BTC and NASDAQ (NDX) could stabilize as yen (JPY) long positioning appears to be stretched

It may be a coincidence, but the recent decline in Nasdaq and Bitcoin (BTC) coincides with a sharp increase in Japanese government bond yields and strengthening the Japanese Yen (JPY), reminiscent of market dynamics seen in early August.

There may be a causal relationship here as the low return yen for decades supported global asset prices. The ongoing increase in the Japanese yen may have had a hand in the recent risk aversion on Wall Street and in the crypto market.

That said, the bullish looks positioning in the Japanese yen over the stretch, with speculators that have record lengths last week, according to CFTC data traced by macromicro. Such an extreme bullish positioning, which represents a collective belief in a continued feature higher in the asset, sets the stage for disappointment, as a lot of settlement of alongside down, leading to a quick bearish turn.

In other words, Yen’s increase could be stalled at the moment, offering exemption from risk assets, including Nasdaq and Bitcoin.

“We are now careful about chasing additional JPY strength, given stretched speculative positioning as well as strong dip-purchased appetite from domestic society,” Morgan Stanley’s G10 FX strategy team said in a note to clients late Friday.

USD/JPY and JPY COT index. Positive cot values ​​indicate bullish positioning. (Macromicro)

Strategists explained that many Japanese investors use Nippon Individual Savings Account (NISA) scheme to appear foreign assets under risk-off, which inadvertently slows down the pace of JPY value. In addition, the public pension system tends to go against the trend and rebalans out of JPY assets.

“In fact, such a scenario happened in August last year after a sharp appreciation of JPY and the pronounced sale in shares,” the strategists remarked.

Let’s see if the story repeats itself and triggers a renewed risk-in mood for Nasdaq and Bitcoin. The USD/JPY pair appeared after slip in July and early August to 140 and eventually rose to 158.50 in January. BTC also emerged from early August down to $ 50,000 and rose to new record highs over $ 108,000 in January.

At press time, Bitcoin traded near $ 80,300, representing a decrease of month to date of almost 5%, extending February’s 17.6% slide.

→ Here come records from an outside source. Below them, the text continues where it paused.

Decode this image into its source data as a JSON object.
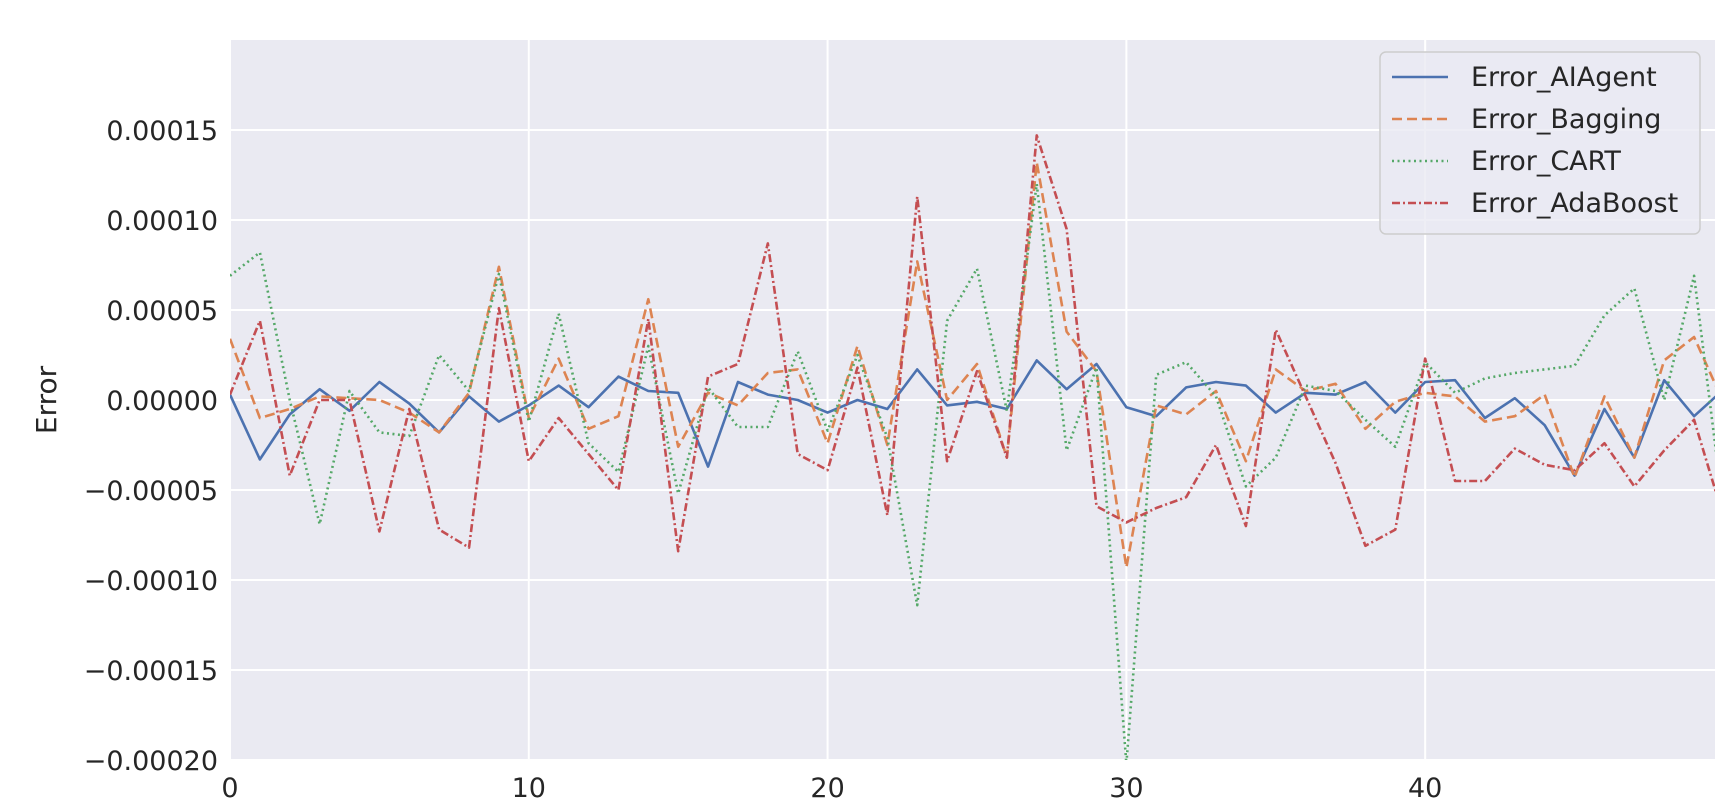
{
  "chart_data": {
    "type": "line",
    "xlabel": "",
    "ylabel": "Error",
    "xlim": [
      0,
      49.7
    ],
    "ylim": [
      -0.0002,
      0.0002
    ],
    "xticks": [
      0,
      10,
      20,
      30,
      40
    ],
    "xtick_labels": [
      "0",
      "10",
      "20",
      "30",
      "40"
    ],
    "yticks": [
      -0.0002,
      -0.00015,
      -0.0001,
      -5e-05,
      0,
      5e-05,
      0.0001,
      0.00015
    ],
    "ytick_labels": [
      "−0.00020",
      "−0.00015",
      "−0.00010",
      "−0.00005",
      "0.00000",
      "0.00005",
      "0.00010",
      "0.00015"
    ],
    "grid": true,
    "legend_position": "top-right",
    "x": [
      0,
      1,
      2,
      3,
      4,
      5,
      6,
      7,
      8,
      9,
      10,
      11,
      12,
      13,
      14,
      15,
      16,
      17,
      18,
      19,
      20,
      21,
      22,
      23,
      24,
      25,
      26,
      27,
      28,
      29,
      30,
      31,
      32,
      33,
      34,
      35,
      36,
      37,
      38,
      39,
      40,
      41,
      42,
      43,
      44,
      45,
      46,
      47,
      48,
      49,
      50
    ],
    "series": [
      {
        "name": "Error_AIAgent",
        "color": "#4c72b0",
        "dash": "solid",
        "values": [
          3e-06,
          -3.3e-05,
          -8e-06,
          6e-06,
          -6e-06,
          1e-05,
          -2e-06,
          -1.8e-05,
          2e-06,
          -1.2e-05,
          -3e-06,
          8e-06,
          -4e-06,
          1.3e-05,
          5e-06,
          4e-06,
          -3.7e-05,
          1e-05,
          3e-06,
          0.0,
          -7e-06,
          0.0,
          -5e-06,
          1.7e-05,
          -3e-06,
          -1e-06,
          -5e-06,
          2.2e-05,
          6e-06,
          2e-05,
          -4e-06,
          -9e-06,
          7e-06,
          1e-05,
          8e-06,
          -7e-06,
          4e-06,
          3e-06,
          1e-05,
          -7e-06,
          1e-05,
          1.1e-05,
          -1e-05,
          1e-06,
          -1.4e-05,
          -4.2e-05,
          -5e-06,
          -3.2e-05,
          1.1e-05,
          -9e-06,
          6e-06
        ]
      },
      {
        "name": "Error_Bagging",
        "color": "#dd8452",
        "dash": "dashed",
        "values": [
          3.4e-05,
          -1e-05,
          -5e-06,
          2e-06,
          1e-06,
          0.0,
          -7e-06,
          -1.8e-05,
          4e-06,
          7.4e-05,
          -1e-05,
          2.3e-05,
          -1.6e-05,
          -9e-06,
          5.6e-05,
          -2.6e-05,
          4e-06,
          -3e-06,
          1.5e-05,
          1.7e-05,
          -2.4e-05,
          3e-05,
          -2.5e-05,
          7.7e-05,
          0.0,
          2e-05,
          -3.2e-05,
          0.000132,
          3.8e-05,
          1.6e-05,
          -9.3e-05,
          -3e-06,
          -8e-06,
          5e-06,
          -3.4e-05,
          1.7e-05,
          5e-06,
          9e-06,
          -1.6e-05,
          -1e-06,
          4e-06,
          2e-06,
          -1.2e-05,
          -9e-06,
          3e-06,
          -4.3e-05,
          2e-06,
          -3.2e-05,
          2.2e-05,
          3.5e-05,
          -2e-06
        ]
      },
      {
        "name": "Error_CART",
        "color": "#55a868",
        "dash": "dotted",
        "values": [
          6.9e-05,
          8.2e-05,
          0.0,
          -6.9e-05,
          5e-06,
          -1.8e-05,
          -2e-05,
          2.5e-05,
          5e-06,
          7e-05,
          -1.2e-05,
          4.8e-05,
          -2.4e-05,
          -4e-05,
          3e-05,
          -5.2e-05,
          7e-06,
          -1.5e-05,
          -1.5e-05,
          2.7e-05,
          -1.7e-05,
          2.5e-05,
          -2.1e-05,
          -0.000114,
          4.4e-05,
          7.3e-05,
          -6e-06,
          0.00012,
          -2.8e-05,
          1.8e-05,
          -0.000202,
          1.4e-05,
          2.1e-05,
          2e-06,
          -4.8e-05,
          -3.2e-05,
          8e-06,
          5e-06,
          -1.1e-05,
          -2.6e-05,
          2.1e-05,
          4e-06,
          1.2e-05,
          1.5e-05,
          1.7e-05,
          1.9e-05,
          4.7e-05,
          6.2e-05,
          0.0,
          6.9e-05,
          -6.4e-05
        ]
      },
      {
        "name": "Error_AdaBoost",
        "color": "#c44e52",
        "dash": "dashdot",
        "values": [
          3e-06,
          4.4e-05,
          -4.2e-05,
          0.0,
          0.0,
          -7.3e-05,
          -5e-06,
          -7.2e-05,
          -8.2e-05,
          5.1e-05,
          -3.4e-05,
          -1e-05,
          -3e-05,
          -5e-05,
          4.5e-05,
          -8.4e-05,
          1.3e-05,
          2e-05,
          8.7e-05,
          -3e-05,
          -3.9e-05,
          1.8e-05,
          -6.4e-05,
          0.000113,
          -3.4e-05,
          1.6e-05,
          -3.2e-05,
          0.000147,
          9.5e-05,
          -5.9e-05,
          -6.8e-05,
          -6e-05,
          -5.4e-05,
          -2.5e-05,
          -7e-05,
          3.9e-05,
          2e-06,
          -3.5e-05,
          -8.1e-05,
          -7.2e-05,
          2.3e-05,
          -4.5e-05,
          -4.5e-05,
          -2.7e-05,
          -3.6e-05,
          -3.9e-05,
          -2.4e-05,
          -4.8e-05,
          -2.8e-05,
          -1.1e-05,
          -6.6e-05
        ]
      }
    ]
  }
}
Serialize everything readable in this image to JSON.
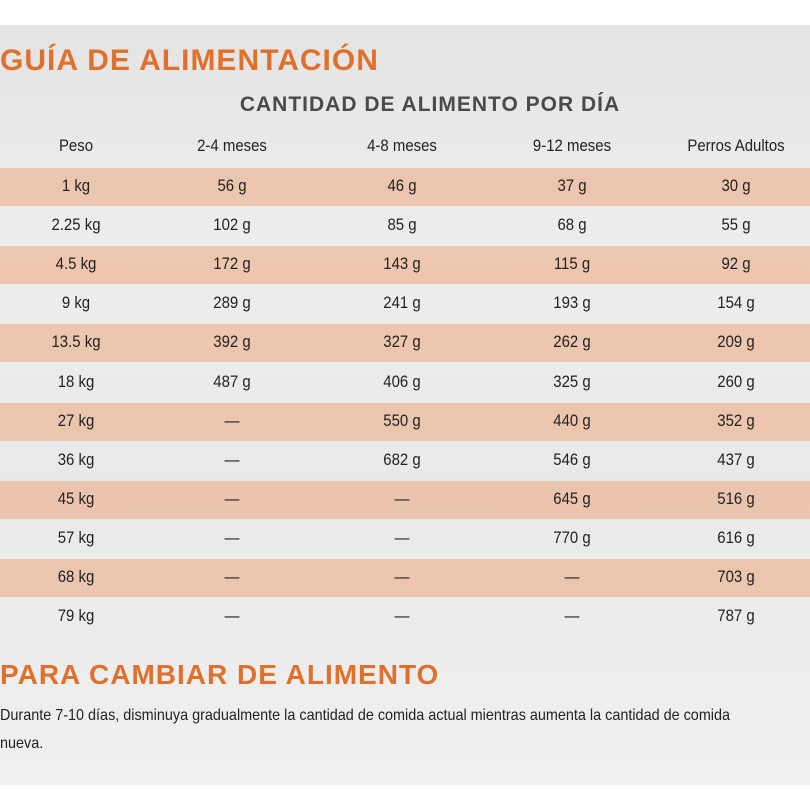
{
  "header": {
    "title": "GUÍA DE ALIMENTACIÓN",
    "subtitle": "CANTIDAD DE ALIMENTO POR DÍA"
  },
  "table": {
    "columns": [
      "Peso",
      "2-4 meses",
      "4-8 meses",
      "9-12 meses",
      "Perros Adultos"
    ],
    "rows": [
      [
        "1 kg",
        "56 g",
        "46 g",
        "37 g",
        "30 g"
      ],
      [
        "2.25 kg",
        "102 g",
        "85 g",
        "68 g",
        "55 g"
      ],
      [
        "4.5 kg",
        "172 g",
        "143 g",
        "115 g",
        "92 g"
      ],
      [
        "9 kg",
        "289 g",
        "241 g",
        "193 g",
        "154 g"
      ],
      [
        "13.5 kg",
        "392 g",
        "327 g",
        "262 g",
        "209 g"
      ],
      [
        "18 kg",
        "487 g",
        "406 g",
        "325 g",
        "260 g"
      ],
      [
        "27 kg",
        "—",
        "550 g",
        "440 g",
        "352 g"
      ],
      [
        "36 kg",
        "—",
        "682 g",
        "546 g",
        "437 g"
      ],
      [
        "45 kg",
        "—",
        "—",
        "645 g",
        "516 g"
      ],
      [
        "57 kg",
        "—",
        "—",
        "770 g",
        "616 g"
      ],
      [
        "68 kg",
        "—",
        "—",
        "—",
        "703 g"
      ],
      [
        "79 kg",
        "—",
        "—",
        "—",
        "787 g"
      ]
    ]
  },
  "footer": {
    "title": "PARA CAMBIAR DE ALIMENTO",
    "text": "Durante 7-10 días, disminuya gradualmente la cantidad de comida actual mientras aumenta la cantidad de comida nueva."
  }
}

At one point early Tuesday, prices dipped at $ 76,800 according to Coindesk data.

Meanwhile, USD/JPY traded at 147.23, after setting a five -month low on 145.53 early Tuesday, TradingViewing data shows.

Temporary respite?

While the stretched bull positioning and institutional streams suggest relief ahead, these factors may do little to change the wider Bullish view of JPY, which is backed by a narrowing US-Japanese bond that makes a difference.

So the bulls’ bulls must be vigilant for signs of volatility in the yen and the wider financial markets.

US-JAPAN 10-year bond makes a difference. (TradingView/Coindesk)

US-JAPAN 10-year bond makes a difference. (TradingView/Coindesk)

The chart shows the spread between the yields on the 10-year-old American and Japanese government bonds.

The spread is narrowed to 2.68% in a JPY-positive way and reached the lowest since August 2022. Plus, it has dived out of a macro-up trend, suggesting a large bullish shift in the JPY prospects.